Co o tym myslec ? - Netkobiety.pl

Dołącz do Forum Kobiet Netkobiety.pl! To miejsce zostało stworzone dla pełnoletnich, aktywnych i wyjątkowych kobiet, właśnie takich jak Ty! Otrzymasz tutaj wsparcie oraz porady użytkowniczek forum! Zobacz jak wiele nas łączy ...

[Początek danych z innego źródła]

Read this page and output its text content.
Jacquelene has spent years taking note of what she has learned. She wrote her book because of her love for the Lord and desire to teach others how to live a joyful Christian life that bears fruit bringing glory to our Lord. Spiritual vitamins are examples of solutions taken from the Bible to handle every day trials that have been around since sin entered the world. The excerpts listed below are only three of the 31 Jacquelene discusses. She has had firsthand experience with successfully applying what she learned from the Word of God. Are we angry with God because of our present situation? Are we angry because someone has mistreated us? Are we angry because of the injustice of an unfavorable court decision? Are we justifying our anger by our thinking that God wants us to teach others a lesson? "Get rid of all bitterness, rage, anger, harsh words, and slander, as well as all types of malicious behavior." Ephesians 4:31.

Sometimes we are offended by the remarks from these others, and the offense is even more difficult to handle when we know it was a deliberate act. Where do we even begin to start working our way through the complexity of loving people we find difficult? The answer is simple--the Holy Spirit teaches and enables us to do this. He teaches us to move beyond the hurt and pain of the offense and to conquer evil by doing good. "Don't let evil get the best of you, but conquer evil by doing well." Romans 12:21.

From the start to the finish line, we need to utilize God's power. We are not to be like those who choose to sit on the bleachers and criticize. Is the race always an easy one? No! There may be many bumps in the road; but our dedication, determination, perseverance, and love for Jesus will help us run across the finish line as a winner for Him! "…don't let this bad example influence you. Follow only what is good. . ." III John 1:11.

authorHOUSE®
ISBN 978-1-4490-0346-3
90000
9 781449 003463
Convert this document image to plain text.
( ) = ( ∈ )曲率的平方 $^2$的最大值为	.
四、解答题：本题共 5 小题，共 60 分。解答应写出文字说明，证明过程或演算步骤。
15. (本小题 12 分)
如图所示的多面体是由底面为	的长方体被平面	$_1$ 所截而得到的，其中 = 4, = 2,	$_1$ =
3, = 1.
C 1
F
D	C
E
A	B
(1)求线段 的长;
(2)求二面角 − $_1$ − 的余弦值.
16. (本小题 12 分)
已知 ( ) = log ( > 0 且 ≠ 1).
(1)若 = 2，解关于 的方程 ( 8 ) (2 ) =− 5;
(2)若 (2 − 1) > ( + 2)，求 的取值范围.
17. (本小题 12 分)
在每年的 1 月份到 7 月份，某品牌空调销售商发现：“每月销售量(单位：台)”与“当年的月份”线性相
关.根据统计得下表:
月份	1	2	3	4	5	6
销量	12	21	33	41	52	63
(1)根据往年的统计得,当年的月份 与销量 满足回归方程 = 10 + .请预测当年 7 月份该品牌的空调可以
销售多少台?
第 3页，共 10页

Szukasz darmowej porady, wsparcia ? Nie zwlekaj zarejestruj się !!!


Strony 1

Zaloguj się lub zarejestruj by napisać odpowiedź

Posty [ 19 ]

Temat: Co o tym myslec ?

Czesc. Małe wprowadzenie , juz kiedyś to zrobiłem dała mi do tego pretekst w zwiazku sie sypało widać było że coś nie gra że coś ukrywa - wtedy zrobiłem to poraz pierwszy. Wlamalem jej sie na telefon kolega z pracy dosyć ostro do niej podrywał a ona nie potrafiła  mu powiedzieć ze przegina i tak sie to ciągło. Po paru przebojach ciezkich rozmowach wyjasnila przeprosiła , ograniczyła z nim kontakt (z wlasnej woli nie zmuszalem nie stawialem jakichs ultimatow czy cos) mniejsza o to. Bylo mineło , wszystko sie unormowalo wiadomo raz lepiej raz gorzej . Jakis czas temu mielismy maly kryzys ale po nim mam wrażenie że nasz zwiazek jest jeszcze lepszy niz przedtem nauczylismy sie lepiej rozmawiac o problemach w zwiazku oczekiwaniach itp.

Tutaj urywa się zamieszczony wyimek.